Anticamente la Calabria ha ospitato numerose sinagoghe, ufficiali (a Bova Marina, Reggio Calabria, Cosenza, Castrovillari, Montalto Uffugo, Gerace, Crotone, Rossano, Catanzaro, probabilmente a Caccuri e Lamezia Terme) e segrete (a Castrovillari, forse a Serrastretta), durante le persecuzioni, nonché innumerevoli giudecche, a cominciare da quella di Nicotera, restaurata di recente. Molte testimonianze certificano l’antica presenza di un quartiere ebraico a Cosenza, nell’area tra il Monastero delle Vergini, via Padolisi e corso Telesio, a Reggio Calabria, nella zona tra via Biagio Camagna, corso Garibaldi e via Fata Morgana (dov’è anche presente una Via Giudecca), e molti toponimi calabresi testimoniano la presenza di Ebrei sul posto. Ad esempio, il Fosso Scannagiudei, probabile luogo di sepoltura o sterminio ebraico, a Caccuri. Il Timpone di Lamezia Terme, uno sperone roccioso posto tra due torrenti dove, dall’XII al XVI secolo, vissero 50.000 ebrei, come ricorda una targa. La Timpa dei Giudei a Santa Severina, la contrada Giudea a Isola Capo Rizzuto, la contrada Iudica a Caulonia, la contrada Giudecca a Tiriolo, il monte Giudeo e il casale Giudeo nei dintorni di Carpanzano, le contrade Acqua Judia e Judio Soprano (o Sottano) tra Carpanzano, Rogliano e Scigliano. Il Portello dei Giudei a Castrovillari e la Porta Giudecca a Corigliano–Rossano, che verosimilmente introducevano al quartiere giudaico cittadino.
Tra i luoghi simbolo della presenza ebraica in Calabria dobbiamo purtroppo citare pure il Campo di internamento di Ferramonti di Tarsia, costruito tra il giugno e il settembre 1940 e chiuso l’11 dicembre 1945, che con i suoi 4.000 prigionieri (non solo ebrei) divenne il più grande d’Italia. Ma la Calabria sconfisse l’Olocausto. Infatti a Ferramonti (che oggi ospita un Museo) l’umanità prevalse sulla follia antisemita e si registrarono solo 4 morti, vittime di uno scontro aereo.

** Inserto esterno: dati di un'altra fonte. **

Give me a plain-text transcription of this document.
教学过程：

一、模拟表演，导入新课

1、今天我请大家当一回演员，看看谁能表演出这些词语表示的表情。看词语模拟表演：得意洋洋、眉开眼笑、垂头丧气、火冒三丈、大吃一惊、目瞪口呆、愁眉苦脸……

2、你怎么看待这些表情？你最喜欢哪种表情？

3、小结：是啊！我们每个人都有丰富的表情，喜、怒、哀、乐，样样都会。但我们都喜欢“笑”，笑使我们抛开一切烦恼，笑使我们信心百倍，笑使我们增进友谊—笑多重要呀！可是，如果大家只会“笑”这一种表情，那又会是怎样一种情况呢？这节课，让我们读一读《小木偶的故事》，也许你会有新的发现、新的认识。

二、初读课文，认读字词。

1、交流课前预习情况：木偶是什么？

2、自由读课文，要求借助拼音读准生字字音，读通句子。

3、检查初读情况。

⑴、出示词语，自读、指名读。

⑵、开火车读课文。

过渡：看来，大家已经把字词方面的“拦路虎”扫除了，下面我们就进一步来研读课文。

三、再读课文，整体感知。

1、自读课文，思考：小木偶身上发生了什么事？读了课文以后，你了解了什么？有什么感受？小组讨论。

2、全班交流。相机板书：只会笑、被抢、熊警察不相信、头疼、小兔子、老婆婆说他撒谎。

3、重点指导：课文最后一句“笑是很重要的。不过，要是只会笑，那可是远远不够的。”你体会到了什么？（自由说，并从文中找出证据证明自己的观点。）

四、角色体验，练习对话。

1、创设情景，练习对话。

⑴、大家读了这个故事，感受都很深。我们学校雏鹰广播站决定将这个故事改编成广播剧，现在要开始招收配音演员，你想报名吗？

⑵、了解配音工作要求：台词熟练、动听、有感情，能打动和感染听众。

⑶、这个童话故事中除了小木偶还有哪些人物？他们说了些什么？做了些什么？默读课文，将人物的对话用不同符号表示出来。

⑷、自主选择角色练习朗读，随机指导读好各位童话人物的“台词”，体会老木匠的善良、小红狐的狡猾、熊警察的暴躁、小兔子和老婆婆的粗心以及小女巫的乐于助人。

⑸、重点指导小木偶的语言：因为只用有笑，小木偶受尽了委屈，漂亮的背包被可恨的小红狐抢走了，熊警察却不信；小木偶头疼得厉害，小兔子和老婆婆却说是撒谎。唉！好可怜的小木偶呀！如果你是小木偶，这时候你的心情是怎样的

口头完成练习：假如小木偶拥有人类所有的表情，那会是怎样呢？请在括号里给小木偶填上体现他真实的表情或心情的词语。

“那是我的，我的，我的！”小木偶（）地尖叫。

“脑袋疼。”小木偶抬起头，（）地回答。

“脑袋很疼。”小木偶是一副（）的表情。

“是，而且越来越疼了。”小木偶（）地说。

Gli strettissimi legami tra la Calabria e l’ebraismo sono testimoniati dal lungo elenco di cognomi calabresi di chiara derivazione giudaica stilato dallo storico Vincenzo Villella (dai classici Abramo, Adamo, Anania, Davide, Elia, Giacobbe, Simone, Zaccaria ad Aiello, Mascaro, Di Lieto, Scalise, Ferraiolo, Ventura). Da certe usanze riconducibili alle radici ebraiche della Calabria, come il secolare rito dei rabbini che ogni estate giungono a Santa Maria del Cedro da tutto il mondo per selezionare i cedri DOP adatti al Sukkot (Festa delle Capanne). Come il fiocco rosso appeso nella culla dei neonati; la cena con tanto di candelabri per festeggiare il compleanno delle dodicenni e dei tredicenni; la benedizione degli sposi sotto una coperta prima di andare in chiesa; le sedie basse usate in occasione dei lutti; le candele accese il venerdì sera; la Stella di Davide appesa al collo di alcune anziane. Mentre la rabbina Barbara Aiello della sinagoga di Serrastretta sostiene che il 40% dei calabresi ha origine ebraiche.